Huawei has announced that it is selling off its Honor smartphone brand, acknowledging “tremendous pressure” on its consumer business and parts unavailability as contributing factors.


“This move has been made by Honor's industry chain to ensure its own survival,” the company said in a statement. “Over 30 agents and dealers of the Honor brand first proposed this acquisition.”


A company called Shenzhen Zhixin New Information Technology Co., Ltd will make the purchase. The sum involved in the deal was not revealed.


According to Reuters, the consortium that is buying Honor includes Nanjing-headquartered electronics retailer Suning.com and state-owned investment firms. It also reported that Huawei is focusing on “high-end handsets and corporate-oriented business” due to restrictions imposed by the U.S. government.

Image source: Honor

With the sale, Huawei will no longer own any shares in Honor nor be involved in its business management and decision-making.

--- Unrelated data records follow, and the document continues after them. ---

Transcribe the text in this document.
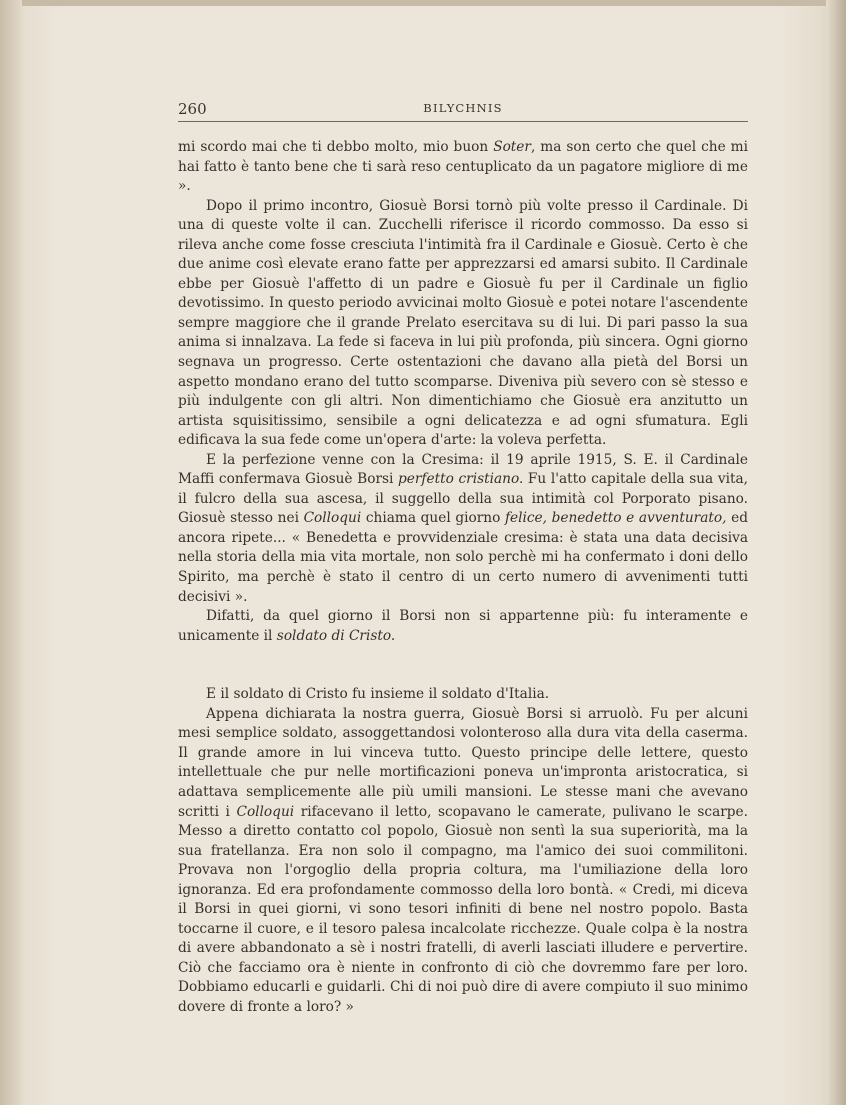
260	BILYCHNIS

mi scordo mai che ti debbo molto, mio buon Soter, ma son certo che quel che mi hai fatto è tanto bene che ti sarà reso centuplicato da un pagatore migliore di me ».

Dopo il primo incontro, Giosuè Borsi tornò più volte presso il Cardinale. Di una di queste volte il can. Zucchelli riferisce il ricordo commosso. Da esso si rileva anche come fosse cresciuta l'intimità fra il Cardinale e Giosuè. Certo è che due anime così elevate erano fatte per apprezzarsi ed amarsi subito. Il Cardinale ebbe per Giosuè l'affetto di un padre e Giosuè fu per il Cardinale un figlio devotissimo. In questo periodo avvicinai molto Giosuè e potei notare l'ascendente sempre maggiore che il grande Prelato esercitava su di lui. Di pari passo la sua anima si innalzava. La fede si faceva in lui più profonda, più sincera. Ogni giorno segnava un progresso. Certe ostentazioni che davano alla pietà del Borsi un aspetto mondano erano del tutto scomparse. Diveniva più severo con sè stesso e più indulgente con gli altri. Non dimentichiamo che Giosuè era anzitutto un artista squisitissimo, sensibile a ogni delicatezza e ad ogni sfumatura. Egli edificava la sua fede come un'opera d'arte: la voleva perfetta.

E la perfezione venne con la Cresima: il 19 aprile 1915, S. E. il Cardinale Maffi confermava Giosuè Borsi perfetto cristiano. Fu l'atto capitale della sua vita, il fulcro della sua ascesa, il suggello della sua intimità col Porporato pisano. Giosuè stesso nei Colloqui chiama quel giorno felice, benedetto e avventurato, ed ancora ripete... « Benedetta e provvidenziale cresima: è stata una data decisiva nella storia della mia vita mortale, non solo perchè mi ha confermato i doni dello Spirito, ma perchè è stato il centro di un certo numero di avvenimenti tutti decisivi ».

Difatti, da quel giorno il Borsi non si appartenne più: fu interamente e unicamente il soldato di Cristo.

E il soldato di Cristo fu insieme il soldato d'Italia.

Appena dichiarata la nostra guerra, Giosuè Borsi si arruolò. Fu per alcuni mesi semplice soldato, assoggettandosi volonteroso alla dura vita della caserma. Il grande amore in lui vinceva tutto. Questo principe delle lettere, questo intellettuale che pur nelle mortificazioni poneva un'impronta aristocratica, si adattava semplicemente alle più umili mansioni. Le stesse mani che avevano scritti i Colloqui rifacevano il letto, scopavano le camerate, pulivano le scarpe. Messo a diretto contatto col popolo, Giosuè non sentì la sua superiorità, ma la sua fratellanza. Era non solo il compagno, ma l'amico dei suoi commilitoni. Provava non l'orgoglio della propria coltura, ma l'umiliazione della loro ignoranza. Ed era profondamente commosso della loro bontà. « Credi, mi diceva il Borsi in quei giorni, vi sono tesori infiniti di bene nel nostro popolo. Basta toccarne il cuore, e il tesoro palesa incalcolate ricchezze. Quale colpa è la nostra di avere abbandonato a sè i nostri fratelli, di averli lasciati illudere e pervertire. Ciò che facciamo ora è niente in confronto di ciò che dovremmo fare per loro. Dobbiamo educarli e guidarli. Chi di noi può dire di avere compiuto il suo minimo dovere di fronte a loro? »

On Honor’s success, the statement said, “During these past seven years, Honor has developed into a smartphone brand that ships over 70 million units annually”.


Huawei is currently the target of U.S. restrictions that “strategically target Huawei’s acquisition of semiconductors that are the direct product of certain U.S. software and technology”. Qualcomm recently obtained approval to sell 4G chips to Huawei, but the Chinese company has begun planning for its own chip-making plant as well.